Chapter 27
Ce n'est pas que M. Willet soutint une conversation bien suivie; ce n'est pas par là qu'il brilla au souper; il n'avait pas là un seul de seul de ses vieux camarades d'enfance à «asticoter» et il n'osait trop s'y risquer avec Joe: il avait à son égard quelque vague pressentiment que ce gaillard-là, au premier mot qui ne lui plairait pas, flanquerait par terre le Lion noir et s'en irait tout droit en Chine, ou dans quelque autre région lointaine également inconnue, pour le restant de ses jours, ou au moins jusqu'à ce qu'il se fût débarrassé du bras qui lui restait et de ses deux jambes, peut-être même d'un oeil ou de quelque chose comme ça par-dessus le marché. Le beau de la conversation de M. Willet, c'était une espèce de pantomime dont il animait chaque intervalle de silence, et qui faisait dire au Lion noir, son ami intime depuis longues années, qu'il ne l'avait jamais vu comme ça, et qu'il dépassait l'attente et l'admiration de ses amis les plus émerveillés de son esprit.

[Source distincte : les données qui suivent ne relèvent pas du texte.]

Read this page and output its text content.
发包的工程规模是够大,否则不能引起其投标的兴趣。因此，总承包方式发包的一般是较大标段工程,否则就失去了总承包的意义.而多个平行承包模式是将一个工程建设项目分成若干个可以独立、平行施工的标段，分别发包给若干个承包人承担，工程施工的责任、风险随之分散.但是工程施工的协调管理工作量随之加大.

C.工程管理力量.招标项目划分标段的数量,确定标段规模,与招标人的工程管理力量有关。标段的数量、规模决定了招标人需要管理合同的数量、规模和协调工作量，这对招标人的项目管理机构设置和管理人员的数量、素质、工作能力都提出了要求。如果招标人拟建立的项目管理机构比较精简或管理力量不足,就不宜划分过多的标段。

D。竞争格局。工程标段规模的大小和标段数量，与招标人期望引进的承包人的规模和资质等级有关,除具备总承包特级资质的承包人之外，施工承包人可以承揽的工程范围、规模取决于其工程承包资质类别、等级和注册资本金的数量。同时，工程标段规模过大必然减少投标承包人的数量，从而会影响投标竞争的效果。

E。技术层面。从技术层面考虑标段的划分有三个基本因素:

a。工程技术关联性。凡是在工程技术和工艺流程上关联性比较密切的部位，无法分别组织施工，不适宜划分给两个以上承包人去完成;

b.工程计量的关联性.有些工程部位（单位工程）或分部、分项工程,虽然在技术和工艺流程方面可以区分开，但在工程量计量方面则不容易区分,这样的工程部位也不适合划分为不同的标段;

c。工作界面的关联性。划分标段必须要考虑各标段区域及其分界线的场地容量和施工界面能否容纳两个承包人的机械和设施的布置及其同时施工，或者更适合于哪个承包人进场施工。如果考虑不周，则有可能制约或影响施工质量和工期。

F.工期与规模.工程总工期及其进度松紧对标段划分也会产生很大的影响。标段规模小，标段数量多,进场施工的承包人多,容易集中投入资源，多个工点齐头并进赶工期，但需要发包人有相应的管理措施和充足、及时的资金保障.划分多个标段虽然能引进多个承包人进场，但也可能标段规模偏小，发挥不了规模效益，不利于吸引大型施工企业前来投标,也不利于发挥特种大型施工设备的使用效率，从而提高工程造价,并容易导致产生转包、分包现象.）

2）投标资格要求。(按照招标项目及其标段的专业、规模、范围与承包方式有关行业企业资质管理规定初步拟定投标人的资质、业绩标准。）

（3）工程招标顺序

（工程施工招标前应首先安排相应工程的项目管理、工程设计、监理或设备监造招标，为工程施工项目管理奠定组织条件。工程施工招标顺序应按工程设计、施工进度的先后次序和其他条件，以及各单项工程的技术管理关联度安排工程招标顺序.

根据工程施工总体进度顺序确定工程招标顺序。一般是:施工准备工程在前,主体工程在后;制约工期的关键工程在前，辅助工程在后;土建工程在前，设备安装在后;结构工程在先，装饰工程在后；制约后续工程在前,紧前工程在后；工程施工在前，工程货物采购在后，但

Le sujet qui occupait toutes les méditations de M. Willet et qui occasionnait ces démonstrations mimiques, n'était autre que le changement corporel qu'avait subi son fils; il n'avait jamais pu prendre sur lui d'y croire et de s'en rendre raison. Peu de temps après leur première entrevue, on s'était aperçu qu'il s'en était allé, d'un air égaré, dans un état de grande perplexité, tout droit à la cuisine, dirigeant son regard sur le feu de l'âtre, comme pour consulter son conseiller ordinaire en matières de doute et dans les cas embarrassants. Seulement, comme il n'y avait pas de chaudron au Lion noir, et que le sien avait été si bien arrangé par les insurgés, qu'il était tout à fait hors de service, il sortit encore d'un air égaré, dans un effroyable gâchis de confusion morale, et dans son incertitude il avait recours aux moyens les plus étranges pour dissiper ses doutes: par exemple, d'aller tâter la manche de Joe, comme s'il croyait que le bras de son fils était peut-être caché dedans, ou de regarder ses propres bras et ceux de tous les autres assistants, comme pour s'assurer que c'était bien deux, et non pas un, qui étaient le lot ordinaire de chacun, ou de rester assis une heure de suite dans une méditation profonde, comme s'il essayait de se remettre en mémoire l'image de Joe quand il était plus jeune, et de se rappeler si c'était réellement un bras qu'il avait dans ce temps-là, ou s'il avait bien la paire; enfin de se donner une foule d'occupations et d'imaginer une foule de vérifications du même genre.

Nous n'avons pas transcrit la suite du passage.